Story telling e retorica vinosa

Non basta la competenza per poter parlare di vino, bisogna avere anche tecnica e talento e mettersi al servizio dei lettori o degli ascoltatori.
Una cosa che a volte non è chiara a tutti è che saper scrivere e saper parlare in pubblico sono dei veri mestieri e bisogna avere tecnica e talento. C’è chi si mette a raccontare di vino senza tenerne conto con il risultato di far addormentare la platea o di far smettere di leggere dopo poche righe. In entrambi i casi c’è una sopravvalutazione delle proprie doti e una sottovalutazione dei lettori o degli ascoltatori.
Non basta, insomma, conoscere anche bene una materia per saperla comunicare, e gli esempi di come sia semplice scadere velocemente nella retorica più scontata, spesso cercando solo di sfoggiare competenza e preoccupandosi poco dell’efficacia di ciò che viene detto o scritto è un rischio reale. Il cosiddetto story telling, che sarebbe anche bene chiamare racconto, è un’arma a doppio taglio e va usato con attenzione.
Permettetemi a questo proposito un ricordo personale. Tra coloro che mi hanno insegnato il mestiere c’è stato un grande giornalista friulano che si chiamava Isi Benini, e che ha diretto per anni la sede Rai di Udine e una splendida rivista dell’epoca che si chiamava Il Vino. I miei primi balbettii professionali iniziarono anche lì, nel 1980. Isi era un vero maestro della comunicazione, e quando provavo a imitare lo stile di Luigi Veronelli, che consideravo più o meno come il dio del vino, lui mi bacchettava inesorabilmente. “Veronelli, e anche Gianni Brera, hanno degli stili personali e inimitabili. Loro possono scrivere come scrivono, se lo fai tu diventi ridicolo e retorico. Devi farti capire da chiunque, anche da chi non sa di vino, e devi fare il giornalista, non il poeta, che comunque ti viene male”.
Se quelle parole me le ricordo ancora dopo quarant’anni, e se le faccio mie parlando con qualche collaboratore, lo devo a lui che mi ha fatto capire, anche in modo ruvido, cosa era meglio o peggio fare nel nostro lavoro. Perciò mi permetto di invitare a un ragionamento tutti coloro che scrivono di questi argomenti e che fanno i relatori delle migliaia di corsi sul vino che ci sono in Italia.
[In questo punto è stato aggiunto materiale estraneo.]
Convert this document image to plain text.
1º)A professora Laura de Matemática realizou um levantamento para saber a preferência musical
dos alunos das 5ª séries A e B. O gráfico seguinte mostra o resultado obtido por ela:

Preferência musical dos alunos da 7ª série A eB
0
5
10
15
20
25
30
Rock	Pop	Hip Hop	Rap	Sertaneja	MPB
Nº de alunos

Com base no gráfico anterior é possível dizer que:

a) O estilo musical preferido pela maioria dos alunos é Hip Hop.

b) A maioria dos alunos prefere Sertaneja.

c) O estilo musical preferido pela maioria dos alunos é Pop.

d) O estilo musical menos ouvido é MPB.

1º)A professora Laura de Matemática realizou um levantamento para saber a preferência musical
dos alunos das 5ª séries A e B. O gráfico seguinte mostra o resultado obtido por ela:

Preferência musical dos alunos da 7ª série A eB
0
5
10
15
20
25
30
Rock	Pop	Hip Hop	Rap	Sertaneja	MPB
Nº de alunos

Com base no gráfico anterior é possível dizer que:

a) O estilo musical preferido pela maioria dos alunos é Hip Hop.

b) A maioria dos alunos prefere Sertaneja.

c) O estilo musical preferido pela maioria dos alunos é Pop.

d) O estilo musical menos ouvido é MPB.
Facciamoci capire di più, mettiamoci di più al servizio del pubblico, magari di persone che vogliono avvicinarsi a questo mondo senza sentirsi respinte da atteggiamenti autoreferenziali, retorici e insopportabili. Sono convinto che questi aspetti saranno essenziali nel prossimo futuro, e il ruolo di efficaci divulgatori sarà più importante dello sfoggio di competenza fine a sé stesso e persino della voglia irrefrenabile che qualcuno ha di mettersi in cattedra a tutti i costi, anche giudicando in modo talvolta sprezzante vini e cantine.
La competenza dovrà esserci, ovviamente, ma solo per rendere più semplice e accessibile la materia della quale si parla o si scrive. Il vino, in questo caso, ma forse anche tante altre cose.